Foolish to mess with the master, Todd. Then, of course, there was the bitchiness in song lyrics by both Lennon and McCartney in 1971 as part of the post-Beatles fallout. In his song ‘Too Many People’, Paul wrote the chorus: “That was your first mistake, you took your lucky break and broke it in two.” Lennon, who on hearing it muttered “so meeting him was my lucky break!” countered with the infamous “How Do You Sleep?” Among the many lines of vitriol was a couplet: “You live with straights who tell you you was king/Jump when your momma tell you anything.” One could argue that that was a bit rich coming from Lennon. And it was the line “The only thing you done was ‘Yesterday’ which Paul was still voicing anger about in his interviews this month around his new book, The Lyrics: 1956 to the Present (though he admitted it was a reasonable pun).

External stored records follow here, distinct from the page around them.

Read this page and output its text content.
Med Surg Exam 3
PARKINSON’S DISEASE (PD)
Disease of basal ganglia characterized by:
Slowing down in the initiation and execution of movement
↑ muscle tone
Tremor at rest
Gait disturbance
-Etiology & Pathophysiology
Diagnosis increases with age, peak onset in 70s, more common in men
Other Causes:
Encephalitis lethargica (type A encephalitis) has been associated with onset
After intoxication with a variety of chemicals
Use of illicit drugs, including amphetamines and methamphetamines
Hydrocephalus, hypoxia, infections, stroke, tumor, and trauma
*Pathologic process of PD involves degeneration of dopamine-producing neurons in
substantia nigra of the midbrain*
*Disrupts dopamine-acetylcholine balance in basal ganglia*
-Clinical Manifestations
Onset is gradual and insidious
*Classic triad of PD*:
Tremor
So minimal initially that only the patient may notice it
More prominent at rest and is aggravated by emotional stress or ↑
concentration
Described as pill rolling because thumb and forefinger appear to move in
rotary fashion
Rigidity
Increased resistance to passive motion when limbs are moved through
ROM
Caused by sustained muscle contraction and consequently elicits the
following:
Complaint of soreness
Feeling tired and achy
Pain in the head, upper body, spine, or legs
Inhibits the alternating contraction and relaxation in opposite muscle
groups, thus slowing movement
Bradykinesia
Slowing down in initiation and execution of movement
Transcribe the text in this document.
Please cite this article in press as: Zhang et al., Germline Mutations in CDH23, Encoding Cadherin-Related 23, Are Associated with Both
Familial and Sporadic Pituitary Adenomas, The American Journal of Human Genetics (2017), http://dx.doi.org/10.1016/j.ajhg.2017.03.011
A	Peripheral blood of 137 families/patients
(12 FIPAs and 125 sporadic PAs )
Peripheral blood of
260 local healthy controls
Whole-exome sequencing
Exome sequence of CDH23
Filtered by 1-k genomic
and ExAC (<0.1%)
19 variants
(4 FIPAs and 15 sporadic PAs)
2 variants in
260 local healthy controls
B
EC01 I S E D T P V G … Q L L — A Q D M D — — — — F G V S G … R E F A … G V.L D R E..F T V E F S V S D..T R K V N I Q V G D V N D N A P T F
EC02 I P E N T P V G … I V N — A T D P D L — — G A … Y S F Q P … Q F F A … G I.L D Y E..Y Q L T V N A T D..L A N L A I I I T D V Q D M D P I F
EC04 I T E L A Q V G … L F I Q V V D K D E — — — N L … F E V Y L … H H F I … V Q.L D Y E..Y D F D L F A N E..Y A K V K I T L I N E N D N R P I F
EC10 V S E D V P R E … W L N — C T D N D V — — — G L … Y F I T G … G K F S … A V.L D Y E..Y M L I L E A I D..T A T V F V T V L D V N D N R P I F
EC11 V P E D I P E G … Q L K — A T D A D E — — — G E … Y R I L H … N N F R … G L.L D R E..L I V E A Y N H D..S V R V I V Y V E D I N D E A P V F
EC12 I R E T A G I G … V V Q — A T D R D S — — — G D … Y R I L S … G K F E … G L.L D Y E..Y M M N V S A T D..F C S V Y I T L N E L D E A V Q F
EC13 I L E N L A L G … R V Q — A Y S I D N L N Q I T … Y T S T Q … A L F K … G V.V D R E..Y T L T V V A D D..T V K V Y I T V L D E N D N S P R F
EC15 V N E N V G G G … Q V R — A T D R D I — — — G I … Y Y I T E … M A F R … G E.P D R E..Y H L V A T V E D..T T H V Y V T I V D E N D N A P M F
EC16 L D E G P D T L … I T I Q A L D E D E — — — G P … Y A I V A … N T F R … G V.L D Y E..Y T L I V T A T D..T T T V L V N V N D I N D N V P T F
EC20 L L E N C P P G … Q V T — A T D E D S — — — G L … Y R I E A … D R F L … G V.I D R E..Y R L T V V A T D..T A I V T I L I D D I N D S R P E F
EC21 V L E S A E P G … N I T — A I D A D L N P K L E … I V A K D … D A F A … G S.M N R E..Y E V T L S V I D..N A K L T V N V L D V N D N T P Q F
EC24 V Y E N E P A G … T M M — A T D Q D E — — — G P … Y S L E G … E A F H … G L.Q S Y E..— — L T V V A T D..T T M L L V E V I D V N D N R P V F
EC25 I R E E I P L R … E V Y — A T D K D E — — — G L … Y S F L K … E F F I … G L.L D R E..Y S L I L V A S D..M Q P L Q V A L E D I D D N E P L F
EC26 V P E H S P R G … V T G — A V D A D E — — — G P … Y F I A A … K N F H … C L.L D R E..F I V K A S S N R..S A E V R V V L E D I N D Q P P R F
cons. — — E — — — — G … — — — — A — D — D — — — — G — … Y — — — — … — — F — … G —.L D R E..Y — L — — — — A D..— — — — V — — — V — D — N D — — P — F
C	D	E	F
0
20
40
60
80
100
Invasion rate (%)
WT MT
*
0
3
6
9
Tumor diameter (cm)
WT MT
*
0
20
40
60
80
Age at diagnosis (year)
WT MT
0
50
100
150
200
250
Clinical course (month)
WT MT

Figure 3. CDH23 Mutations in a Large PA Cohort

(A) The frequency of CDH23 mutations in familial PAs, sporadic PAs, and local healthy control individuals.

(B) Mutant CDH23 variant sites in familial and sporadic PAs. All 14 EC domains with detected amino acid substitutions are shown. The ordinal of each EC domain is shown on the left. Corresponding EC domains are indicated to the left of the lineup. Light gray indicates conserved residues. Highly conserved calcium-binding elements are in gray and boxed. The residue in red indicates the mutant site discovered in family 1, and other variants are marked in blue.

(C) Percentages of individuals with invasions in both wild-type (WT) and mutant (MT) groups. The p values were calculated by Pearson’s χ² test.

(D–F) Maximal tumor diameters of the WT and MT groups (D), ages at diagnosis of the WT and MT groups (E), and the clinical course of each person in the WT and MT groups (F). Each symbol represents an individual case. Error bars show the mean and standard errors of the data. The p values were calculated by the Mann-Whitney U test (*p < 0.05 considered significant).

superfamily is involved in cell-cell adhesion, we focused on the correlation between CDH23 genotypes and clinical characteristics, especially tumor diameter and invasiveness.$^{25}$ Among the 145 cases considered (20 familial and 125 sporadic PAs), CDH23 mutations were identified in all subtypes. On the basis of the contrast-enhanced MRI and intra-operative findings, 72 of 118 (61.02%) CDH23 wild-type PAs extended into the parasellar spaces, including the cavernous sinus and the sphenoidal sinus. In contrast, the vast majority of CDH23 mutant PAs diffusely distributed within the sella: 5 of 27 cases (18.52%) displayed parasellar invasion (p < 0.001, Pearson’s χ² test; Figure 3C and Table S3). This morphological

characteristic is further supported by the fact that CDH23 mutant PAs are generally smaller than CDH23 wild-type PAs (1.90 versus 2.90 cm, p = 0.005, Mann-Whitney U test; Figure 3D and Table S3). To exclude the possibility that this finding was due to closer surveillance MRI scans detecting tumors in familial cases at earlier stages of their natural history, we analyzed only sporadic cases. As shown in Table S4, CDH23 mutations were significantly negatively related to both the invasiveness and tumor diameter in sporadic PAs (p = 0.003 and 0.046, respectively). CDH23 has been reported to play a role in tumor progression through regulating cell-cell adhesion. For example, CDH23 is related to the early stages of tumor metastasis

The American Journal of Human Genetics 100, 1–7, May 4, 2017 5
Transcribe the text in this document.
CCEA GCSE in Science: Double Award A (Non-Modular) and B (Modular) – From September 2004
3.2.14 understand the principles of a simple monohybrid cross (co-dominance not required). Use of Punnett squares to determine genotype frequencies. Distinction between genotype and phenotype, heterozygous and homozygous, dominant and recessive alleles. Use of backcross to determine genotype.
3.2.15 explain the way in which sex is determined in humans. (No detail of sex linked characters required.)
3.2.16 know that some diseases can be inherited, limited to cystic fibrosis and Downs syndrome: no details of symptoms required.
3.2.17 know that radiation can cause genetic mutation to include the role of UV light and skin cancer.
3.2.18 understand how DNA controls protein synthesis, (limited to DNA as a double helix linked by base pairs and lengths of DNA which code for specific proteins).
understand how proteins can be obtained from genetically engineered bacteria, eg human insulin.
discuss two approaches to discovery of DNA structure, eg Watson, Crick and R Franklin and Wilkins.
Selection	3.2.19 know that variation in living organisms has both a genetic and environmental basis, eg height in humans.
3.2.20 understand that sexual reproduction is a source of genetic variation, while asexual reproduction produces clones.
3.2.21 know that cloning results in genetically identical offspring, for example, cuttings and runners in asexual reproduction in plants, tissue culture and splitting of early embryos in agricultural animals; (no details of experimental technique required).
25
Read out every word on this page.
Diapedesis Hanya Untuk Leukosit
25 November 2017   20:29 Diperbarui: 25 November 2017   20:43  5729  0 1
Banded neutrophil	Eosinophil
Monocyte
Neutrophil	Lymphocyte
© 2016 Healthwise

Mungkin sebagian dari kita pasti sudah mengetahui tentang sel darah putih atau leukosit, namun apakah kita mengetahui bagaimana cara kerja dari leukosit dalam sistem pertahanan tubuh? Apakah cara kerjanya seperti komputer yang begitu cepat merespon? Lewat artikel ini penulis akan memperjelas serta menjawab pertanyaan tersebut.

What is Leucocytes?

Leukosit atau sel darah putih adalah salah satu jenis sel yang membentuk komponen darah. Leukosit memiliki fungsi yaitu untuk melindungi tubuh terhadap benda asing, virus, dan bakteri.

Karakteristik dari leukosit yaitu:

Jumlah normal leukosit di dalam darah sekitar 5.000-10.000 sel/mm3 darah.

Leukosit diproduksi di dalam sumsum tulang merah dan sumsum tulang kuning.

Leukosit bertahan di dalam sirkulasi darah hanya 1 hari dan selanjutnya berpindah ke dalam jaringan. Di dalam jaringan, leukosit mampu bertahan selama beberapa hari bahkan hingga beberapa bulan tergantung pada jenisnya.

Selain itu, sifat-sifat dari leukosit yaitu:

And to Lennon goes the award for the funniest and best example of bitchiness in rock history. Or does it? The story goes that Lennon was asked if he thought Ringo was the best drummer in the world. “The best drummer in the world?” he replied. “He’s not even the best drummer in The Beatles.”

A classic. But the plot thickens. Ringo maintains to this day that John never said it. And there is no record of it. Indeed, it is now thought that the line derived from a comedy sketch written by Geoffrey Perkins on the BBC TV programme Radio Active in 1981. Nevertheless, in rock mythology it will always be attributed to Lennon. And if the master of rock bitchery didn’t actually say it, well, he should have done.